Unless Patrick wins Sunday, her victory in Japan will be the only one of her career. But she remained competitive, which boosted her fame, kept the spotlight on racing and attracted fans.
“If you see somebody doing something, you subconsciously think it’s possible for you,” said Katherine Legge, who ran in the 2012 and 2013 Indy 500s.
Representation endures as a key element of Patrick’s legacy. While her impact is challenging to quantify, Legge said she will be remembered as a “solid driver” who transcended racing and, with St. James and Sarah Fisher, “undoubtedly opened doors” for women.
But as Patrick shifts her attention from racing to her business ventures — her athleisure clothing line, her wine company and her health and fitness book — St. James believes how her racing career is remembered is largely dependent on what she does next.
“In another 10 years, it’s my hope that there will be five others out there to carry on the legacy she established,” St. James said. “If she doesn’t remain relevant and active in motor sports, that would be too bad.”

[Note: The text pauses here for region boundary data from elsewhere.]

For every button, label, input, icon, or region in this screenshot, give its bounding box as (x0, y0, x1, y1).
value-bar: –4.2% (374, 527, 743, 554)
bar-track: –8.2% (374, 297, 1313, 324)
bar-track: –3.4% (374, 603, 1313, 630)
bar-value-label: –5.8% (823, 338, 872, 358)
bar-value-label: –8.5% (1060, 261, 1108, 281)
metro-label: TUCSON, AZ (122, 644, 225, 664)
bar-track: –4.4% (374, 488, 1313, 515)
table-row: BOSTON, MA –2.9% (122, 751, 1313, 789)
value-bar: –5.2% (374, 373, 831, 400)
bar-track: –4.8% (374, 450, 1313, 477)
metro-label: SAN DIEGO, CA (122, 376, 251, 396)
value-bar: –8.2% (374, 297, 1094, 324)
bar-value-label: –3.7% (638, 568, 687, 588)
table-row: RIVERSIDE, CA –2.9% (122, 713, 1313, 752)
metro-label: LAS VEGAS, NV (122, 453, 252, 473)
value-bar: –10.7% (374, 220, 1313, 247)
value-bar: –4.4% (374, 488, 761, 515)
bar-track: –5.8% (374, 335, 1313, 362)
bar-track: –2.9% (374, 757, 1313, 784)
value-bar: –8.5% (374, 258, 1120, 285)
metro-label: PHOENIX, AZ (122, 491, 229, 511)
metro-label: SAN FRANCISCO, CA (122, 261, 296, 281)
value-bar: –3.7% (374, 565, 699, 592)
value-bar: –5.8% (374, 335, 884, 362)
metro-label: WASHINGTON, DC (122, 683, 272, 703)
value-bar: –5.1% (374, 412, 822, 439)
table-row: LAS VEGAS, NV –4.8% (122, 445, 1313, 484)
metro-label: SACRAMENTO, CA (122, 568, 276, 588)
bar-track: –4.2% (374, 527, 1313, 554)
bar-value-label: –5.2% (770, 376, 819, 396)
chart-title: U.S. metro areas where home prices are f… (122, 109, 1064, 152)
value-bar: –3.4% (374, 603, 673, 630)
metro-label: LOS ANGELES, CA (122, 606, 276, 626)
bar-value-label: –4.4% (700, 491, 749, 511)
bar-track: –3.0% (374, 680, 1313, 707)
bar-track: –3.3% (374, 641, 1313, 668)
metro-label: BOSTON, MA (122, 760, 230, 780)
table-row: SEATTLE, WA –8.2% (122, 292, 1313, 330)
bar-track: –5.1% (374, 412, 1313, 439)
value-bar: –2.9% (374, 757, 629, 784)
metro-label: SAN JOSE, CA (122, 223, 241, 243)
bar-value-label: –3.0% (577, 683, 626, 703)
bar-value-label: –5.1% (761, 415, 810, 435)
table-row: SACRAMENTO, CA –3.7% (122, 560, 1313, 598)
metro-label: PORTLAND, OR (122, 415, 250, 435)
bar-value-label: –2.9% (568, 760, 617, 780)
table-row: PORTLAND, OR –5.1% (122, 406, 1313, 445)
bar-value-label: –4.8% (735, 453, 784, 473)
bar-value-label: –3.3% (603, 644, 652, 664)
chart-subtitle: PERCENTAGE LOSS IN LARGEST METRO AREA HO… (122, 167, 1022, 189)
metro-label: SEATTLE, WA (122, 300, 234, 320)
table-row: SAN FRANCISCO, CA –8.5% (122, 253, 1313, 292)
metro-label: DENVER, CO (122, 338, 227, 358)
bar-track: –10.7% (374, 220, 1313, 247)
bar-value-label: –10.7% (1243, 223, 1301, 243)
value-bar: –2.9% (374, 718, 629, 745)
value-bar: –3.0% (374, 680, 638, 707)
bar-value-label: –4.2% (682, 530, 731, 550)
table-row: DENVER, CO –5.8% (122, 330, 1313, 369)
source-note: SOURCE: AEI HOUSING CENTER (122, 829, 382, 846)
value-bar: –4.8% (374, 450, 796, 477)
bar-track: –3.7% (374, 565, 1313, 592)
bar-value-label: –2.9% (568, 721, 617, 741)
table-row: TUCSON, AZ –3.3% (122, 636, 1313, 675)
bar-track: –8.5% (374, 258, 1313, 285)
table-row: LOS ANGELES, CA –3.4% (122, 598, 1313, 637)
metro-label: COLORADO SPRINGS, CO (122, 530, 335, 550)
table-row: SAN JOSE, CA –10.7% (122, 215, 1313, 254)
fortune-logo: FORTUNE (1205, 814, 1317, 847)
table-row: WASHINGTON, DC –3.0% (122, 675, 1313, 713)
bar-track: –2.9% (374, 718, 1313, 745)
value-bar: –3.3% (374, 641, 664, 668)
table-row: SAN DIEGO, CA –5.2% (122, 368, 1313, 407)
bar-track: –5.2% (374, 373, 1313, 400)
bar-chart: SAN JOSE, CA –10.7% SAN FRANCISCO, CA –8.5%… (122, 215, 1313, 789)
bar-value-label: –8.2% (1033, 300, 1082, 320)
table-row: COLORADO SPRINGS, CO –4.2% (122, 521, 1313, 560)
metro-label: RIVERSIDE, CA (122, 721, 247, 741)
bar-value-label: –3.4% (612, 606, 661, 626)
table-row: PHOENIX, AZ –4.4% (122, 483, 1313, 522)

Patrick has always been about inspiring people — not exclusively women — but said being a racing mentor is “not really something that interests” her. She’s eager to get away from the demanding racing schedule she’s lived with for much of her life.
“But never say never,” Patrick said in February at the Daytona 500, her final NASCAR race. “I never thought I‘d do the Indy 500 again, but look at me now.”